FIGURE 1: Changes in the supply of corn A change in one or more of the determinants of supply--resource prices, productive techniques, the prices of other goods, taxes and subsidies, price expectations, or the number of sellers in the market--will cause a change in supply. An increase in supply shifts the supply curve to the right as from S1 to S2. A decrease in supply is shown graphically as a shift of the curve to the left, as from S1 to S3. A change in the quantity supplied is caused by a change in the price of the product as is shown by a movement from one point to another--as from a to b--on a fixed supply curve. Adapted from: McConnell, C. R. & Brue, S. L. (1996) Macroeconomics: Principles, problems and policies (p. 47). New York: McGraw-Hill. |

Figure 1 above shows changes in the supply of corn. In this graph you can see how the curve shifts as the supply either decreases or increases. In reading the legend of this graph you see that a number of variables can affect this shift.

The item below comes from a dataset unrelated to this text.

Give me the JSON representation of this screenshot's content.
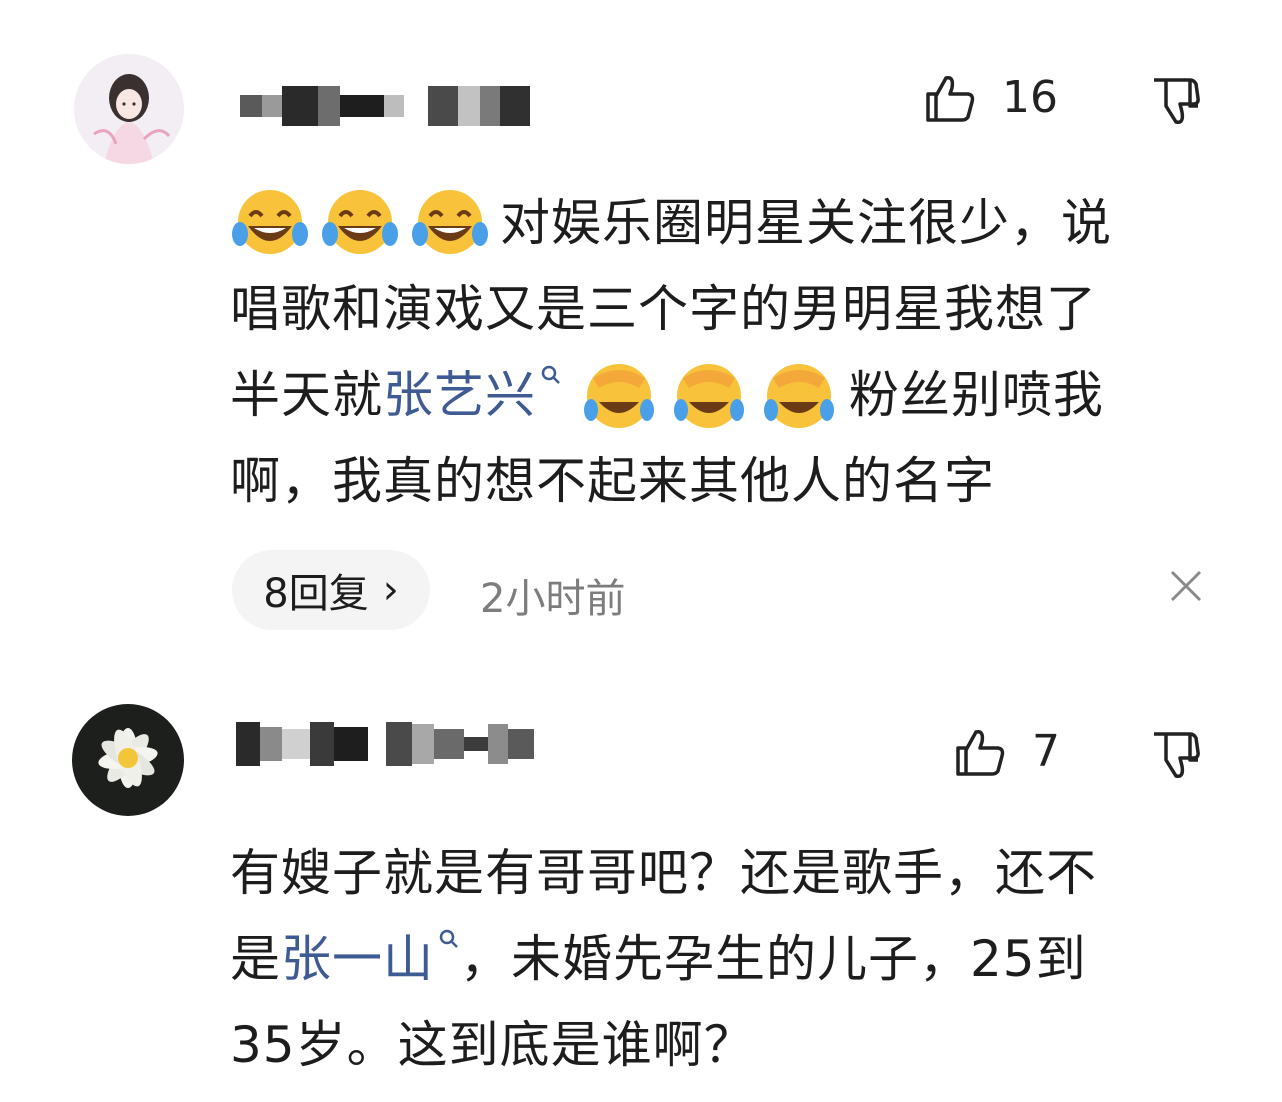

FIGURE 2 Market Equilibrium Comes at the Intersection of Supply and Demand Curves The market equilibrium price and quantity comes at the intersection of supply and demand curves. At a price of $3 at point C, firms willingly supply what consumers willingly demand. When price is too low (say $2), quantity demanded exceeds quantity supplied, shortages occur, and prices are driven up to equilibrium. What occurs at a price of $4? Adapted from: Samuelson, P. A. & Stone, G. W. (1995) Microeconomics (p. 46). New York: McGraw-Hill. |

Figure 2 shows how one can determine when market equilibrium occurs. This graph can be used to describe what happens when the quantity and price of a particular product changes. In your courses, you will need to be able to determine what are important points on a graph and how to identity them. This involves using the graph skills presented in this section.

The skills you will learn in this book are to:

- Describe how changing the y-intercept of a line affects the graph of a line.
- Describe how changing the slope of a line affects the graph of a line.
- Describe what has happened to an equation after a line on a graph has shifted.
- Identify the intersection of two lines on a graph.
- Describe what happens to the x and y coordinate values of intersecting lines after a shift in a line on the graph.
- Identify the Point of Tangency on a curve.
- Determine whether a line is a tangent line.
- Calculate the slope at a point on a curve.
- Determine whether the slope at a point on a curve is positive, negative, zero, or infinity.
- Identify maximum and minimum points on a curve.
- Determine whether a curve does or does not have maximum and minimum points.